Remove Duplicates from Sorted Array

Problem Statement

LeetCode Question Link

Solution

class Solution {
public:
  int removeDuplicates(vector<int>& nums) {
    // Initialize a variable i to keep track of the position to overwrite in nums
    int i = 0;

    // Iterate through each element num in nums
    for (const int num : nums)
      // Check if either i is less than 1 (meaning first element) or num is greater than the previous element
      if (i < 1 || num > nums[i - 1])
        // If the condition is true, update the current element in nums and increment i
        nums[i++] = num;

    // Return the length of the modified nums array
    return i;
  }
};

Algorithm steps:

1. Start with an index i set to 0.
2. Iterate through each element num in the given array nums.
3. Check if i is less than 1 (indicating the first element) or if the current element num is greater than the previous element in nums.
4. If the condition is true, update the element at index i in nums with the current element num and increment i.
5. Repeat steps 3-4 for all elements in nums.
6. Return the value of i, which represents the length of the modified nums array without duplicates.

Time complexity:

• The time complexity of this code is O(n), where n is the length of the input array nums. This is because we iterate through each element of nums once.

Space complexity:

• The space complexity of this code is O(1), as we only use a constant amount of extra space regardless of the size of the input array nums.

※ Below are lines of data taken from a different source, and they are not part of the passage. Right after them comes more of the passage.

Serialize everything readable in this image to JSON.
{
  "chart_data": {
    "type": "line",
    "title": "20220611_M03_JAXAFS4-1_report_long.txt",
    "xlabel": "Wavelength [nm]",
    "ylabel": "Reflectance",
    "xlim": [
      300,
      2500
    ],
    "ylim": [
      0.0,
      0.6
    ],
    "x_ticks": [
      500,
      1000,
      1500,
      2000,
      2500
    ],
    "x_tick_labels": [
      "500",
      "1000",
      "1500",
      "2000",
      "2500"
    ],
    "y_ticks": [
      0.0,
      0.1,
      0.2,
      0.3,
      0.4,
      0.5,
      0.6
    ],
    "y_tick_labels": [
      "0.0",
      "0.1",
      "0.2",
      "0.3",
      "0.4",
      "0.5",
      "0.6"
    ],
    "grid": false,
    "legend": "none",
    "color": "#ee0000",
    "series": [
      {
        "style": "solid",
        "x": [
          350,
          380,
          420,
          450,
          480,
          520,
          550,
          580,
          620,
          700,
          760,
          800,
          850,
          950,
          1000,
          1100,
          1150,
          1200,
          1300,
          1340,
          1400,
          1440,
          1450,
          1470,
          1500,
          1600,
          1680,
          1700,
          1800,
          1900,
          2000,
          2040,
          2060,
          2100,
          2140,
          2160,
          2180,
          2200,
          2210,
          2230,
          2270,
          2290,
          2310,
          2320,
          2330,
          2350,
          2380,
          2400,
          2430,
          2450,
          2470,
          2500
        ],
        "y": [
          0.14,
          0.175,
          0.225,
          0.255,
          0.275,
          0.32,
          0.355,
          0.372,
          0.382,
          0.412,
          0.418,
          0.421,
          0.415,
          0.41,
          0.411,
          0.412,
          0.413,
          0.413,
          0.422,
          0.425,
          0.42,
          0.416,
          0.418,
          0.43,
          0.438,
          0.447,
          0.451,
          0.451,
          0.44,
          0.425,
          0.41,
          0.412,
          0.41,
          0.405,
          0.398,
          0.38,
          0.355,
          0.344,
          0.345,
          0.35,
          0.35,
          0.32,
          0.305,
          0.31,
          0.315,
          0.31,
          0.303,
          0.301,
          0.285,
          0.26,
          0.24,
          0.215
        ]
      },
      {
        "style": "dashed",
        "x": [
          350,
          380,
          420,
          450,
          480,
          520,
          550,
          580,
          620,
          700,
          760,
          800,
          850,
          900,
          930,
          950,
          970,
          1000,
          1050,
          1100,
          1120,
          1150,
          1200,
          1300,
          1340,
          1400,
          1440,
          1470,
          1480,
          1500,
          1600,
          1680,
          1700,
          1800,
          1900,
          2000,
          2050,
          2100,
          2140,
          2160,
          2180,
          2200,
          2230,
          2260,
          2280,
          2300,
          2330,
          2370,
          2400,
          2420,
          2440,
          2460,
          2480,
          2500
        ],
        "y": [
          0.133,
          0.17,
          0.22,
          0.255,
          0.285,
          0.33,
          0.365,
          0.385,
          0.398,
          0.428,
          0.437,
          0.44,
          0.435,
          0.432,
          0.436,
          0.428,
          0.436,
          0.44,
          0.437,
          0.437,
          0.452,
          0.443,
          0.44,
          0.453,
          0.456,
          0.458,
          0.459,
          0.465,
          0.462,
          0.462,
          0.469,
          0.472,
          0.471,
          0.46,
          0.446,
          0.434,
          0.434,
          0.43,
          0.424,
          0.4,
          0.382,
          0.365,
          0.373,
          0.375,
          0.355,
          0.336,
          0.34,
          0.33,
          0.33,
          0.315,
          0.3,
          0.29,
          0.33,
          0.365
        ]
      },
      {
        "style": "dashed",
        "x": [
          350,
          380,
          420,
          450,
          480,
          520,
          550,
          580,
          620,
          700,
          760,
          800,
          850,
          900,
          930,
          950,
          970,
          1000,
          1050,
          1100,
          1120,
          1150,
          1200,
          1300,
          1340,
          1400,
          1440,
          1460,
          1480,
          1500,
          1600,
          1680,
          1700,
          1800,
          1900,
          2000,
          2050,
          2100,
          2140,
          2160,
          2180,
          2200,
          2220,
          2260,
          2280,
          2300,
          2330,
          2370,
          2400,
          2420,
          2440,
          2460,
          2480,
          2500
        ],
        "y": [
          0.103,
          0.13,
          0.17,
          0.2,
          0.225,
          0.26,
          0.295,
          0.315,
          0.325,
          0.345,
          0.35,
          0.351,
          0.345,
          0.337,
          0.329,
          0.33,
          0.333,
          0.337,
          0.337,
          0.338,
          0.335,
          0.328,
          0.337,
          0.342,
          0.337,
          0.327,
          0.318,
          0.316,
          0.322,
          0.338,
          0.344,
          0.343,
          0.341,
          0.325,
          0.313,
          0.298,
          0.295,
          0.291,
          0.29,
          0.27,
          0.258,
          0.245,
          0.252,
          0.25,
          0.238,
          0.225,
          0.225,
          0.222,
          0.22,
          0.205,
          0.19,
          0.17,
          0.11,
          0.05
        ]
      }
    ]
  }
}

To reduce complexity, we can simplify the code by directly using the std::unique function from the <algorithm> header in C++. Here's the modified code:

class Solution {
public:
  int removeDuplicates(vector<int>& nums) {
    // Use the std::unique function to remove duplicates
    nums.erase(std::unique(nums.begin(), nums.end()), nums.end());
    // Return the new length of the modified nums array
    return nums.size();
  }
};

The time complexity of the modified code remains O(n), where n is the length of the input array nums, because std::unique has linear time complexity. However, the space complexity is O(1) because std::unique modifies the array in place without using any additional space.